Volume is important because there are two separate groups which we
need to give information.  The first group, has medical problems
that we know how to treat (ex. pregnancy).  There aren't a lot of
difficult decision points along the way.  The new technology allows
us to take the people through the process incrementally, little by
little.  The second group is the people that have to make extremely
difficult decisions.  It can be very hard to overcome emotional
hurdles and process the information that's given to us and make good
choices.  The second group is very different from the first in that
they're more likely to want an enormous wealth of information.  If
we can target this need, we'll be one step ahead.

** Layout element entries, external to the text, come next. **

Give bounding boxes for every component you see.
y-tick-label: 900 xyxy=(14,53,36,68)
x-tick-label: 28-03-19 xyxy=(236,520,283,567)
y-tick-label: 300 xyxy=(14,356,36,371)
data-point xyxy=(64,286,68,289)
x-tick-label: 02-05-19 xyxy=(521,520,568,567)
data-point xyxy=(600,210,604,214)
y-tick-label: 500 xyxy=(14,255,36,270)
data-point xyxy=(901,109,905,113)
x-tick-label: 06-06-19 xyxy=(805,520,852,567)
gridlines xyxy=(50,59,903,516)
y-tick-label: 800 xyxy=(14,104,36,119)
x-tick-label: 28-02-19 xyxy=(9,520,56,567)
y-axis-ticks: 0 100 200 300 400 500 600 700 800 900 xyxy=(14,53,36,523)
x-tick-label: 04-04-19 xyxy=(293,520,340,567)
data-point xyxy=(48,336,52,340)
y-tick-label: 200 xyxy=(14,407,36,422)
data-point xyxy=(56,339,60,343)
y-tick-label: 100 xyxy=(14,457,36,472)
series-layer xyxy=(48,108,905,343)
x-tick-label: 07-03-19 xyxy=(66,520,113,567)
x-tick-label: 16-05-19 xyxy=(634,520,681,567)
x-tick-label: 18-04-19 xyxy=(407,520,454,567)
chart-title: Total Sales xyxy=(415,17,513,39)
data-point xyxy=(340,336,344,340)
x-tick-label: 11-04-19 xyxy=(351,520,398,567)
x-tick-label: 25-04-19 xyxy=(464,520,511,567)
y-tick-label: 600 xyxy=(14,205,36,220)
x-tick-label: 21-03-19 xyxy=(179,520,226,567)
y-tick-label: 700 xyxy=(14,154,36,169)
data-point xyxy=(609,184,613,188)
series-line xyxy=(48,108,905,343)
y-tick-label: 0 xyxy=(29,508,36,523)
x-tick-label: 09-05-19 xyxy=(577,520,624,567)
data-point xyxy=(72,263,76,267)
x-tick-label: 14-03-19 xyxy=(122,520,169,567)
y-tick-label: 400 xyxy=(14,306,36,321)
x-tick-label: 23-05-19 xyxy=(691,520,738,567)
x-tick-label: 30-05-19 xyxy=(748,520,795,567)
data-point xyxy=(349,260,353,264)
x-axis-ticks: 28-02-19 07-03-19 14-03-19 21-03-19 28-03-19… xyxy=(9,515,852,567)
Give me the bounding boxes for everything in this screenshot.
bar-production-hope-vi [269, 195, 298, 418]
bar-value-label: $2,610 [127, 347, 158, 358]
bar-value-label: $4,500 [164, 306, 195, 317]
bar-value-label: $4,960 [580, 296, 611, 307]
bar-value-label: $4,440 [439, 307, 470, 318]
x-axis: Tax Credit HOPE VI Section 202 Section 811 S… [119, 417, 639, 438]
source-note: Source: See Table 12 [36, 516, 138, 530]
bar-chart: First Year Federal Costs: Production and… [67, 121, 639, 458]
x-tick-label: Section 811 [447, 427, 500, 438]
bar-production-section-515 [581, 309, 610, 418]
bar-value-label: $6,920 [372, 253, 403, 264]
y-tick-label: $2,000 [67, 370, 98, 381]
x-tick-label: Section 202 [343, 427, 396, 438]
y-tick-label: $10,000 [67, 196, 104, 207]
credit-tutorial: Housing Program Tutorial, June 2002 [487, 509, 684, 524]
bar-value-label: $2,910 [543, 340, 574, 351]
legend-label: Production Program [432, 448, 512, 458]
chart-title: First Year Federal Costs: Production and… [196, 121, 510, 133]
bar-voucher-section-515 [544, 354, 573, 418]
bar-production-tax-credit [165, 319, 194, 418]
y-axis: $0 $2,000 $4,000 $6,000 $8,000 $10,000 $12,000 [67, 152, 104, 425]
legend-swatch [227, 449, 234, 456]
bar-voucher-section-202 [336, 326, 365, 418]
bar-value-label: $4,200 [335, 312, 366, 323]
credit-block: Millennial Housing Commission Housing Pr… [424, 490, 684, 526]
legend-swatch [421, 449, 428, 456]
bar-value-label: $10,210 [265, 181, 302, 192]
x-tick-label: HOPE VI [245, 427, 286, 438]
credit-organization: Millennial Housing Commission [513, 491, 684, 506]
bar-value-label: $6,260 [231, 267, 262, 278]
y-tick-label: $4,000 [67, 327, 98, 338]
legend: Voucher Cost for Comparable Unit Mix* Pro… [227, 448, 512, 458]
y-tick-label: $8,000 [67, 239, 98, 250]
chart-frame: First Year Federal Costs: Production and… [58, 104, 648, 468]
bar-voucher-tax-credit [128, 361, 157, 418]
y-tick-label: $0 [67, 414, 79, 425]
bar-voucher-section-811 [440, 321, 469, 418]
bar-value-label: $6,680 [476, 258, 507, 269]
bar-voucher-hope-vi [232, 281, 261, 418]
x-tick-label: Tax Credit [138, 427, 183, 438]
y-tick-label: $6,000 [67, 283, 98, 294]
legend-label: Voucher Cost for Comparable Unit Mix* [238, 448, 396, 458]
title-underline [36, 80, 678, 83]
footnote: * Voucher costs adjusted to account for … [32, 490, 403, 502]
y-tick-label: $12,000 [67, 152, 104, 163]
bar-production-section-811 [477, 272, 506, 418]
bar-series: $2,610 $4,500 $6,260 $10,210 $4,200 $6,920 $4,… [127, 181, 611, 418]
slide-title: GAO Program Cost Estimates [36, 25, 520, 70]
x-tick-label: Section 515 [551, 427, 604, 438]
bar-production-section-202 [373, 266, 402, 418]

It's important to recognize that the most important characteristics
of individuals that we serve are intelligence, education, and
reading levels.  These are the characteristics that will best tell
us how able a patient is to make choices using the information given
to them.  Some of us are better at decision making processes and
some of us aren't.  We need to be sure that there are simple systems
in place so that people aren't frustrated by the system.

The goal is constructive change.  That means packaging information
and thinking of it as packaged information and making sure that it
can be used as packaged information.


* Gail H. Knopf *

John Dewey is unable to join us -- so I will give a little
information on what we're doing at Humana.

Humana started in the early 60's in the hospital business.  We are
purely a managed care company now.  We now have 2.9 million members.
We also have a large Medicare/WIC population.  We own National
Prescription Services.  We have a lot of members in HMO plans.  The
most recent thing we've done is created a data warehouse for primary
care providers.  We've also started physicians on-line.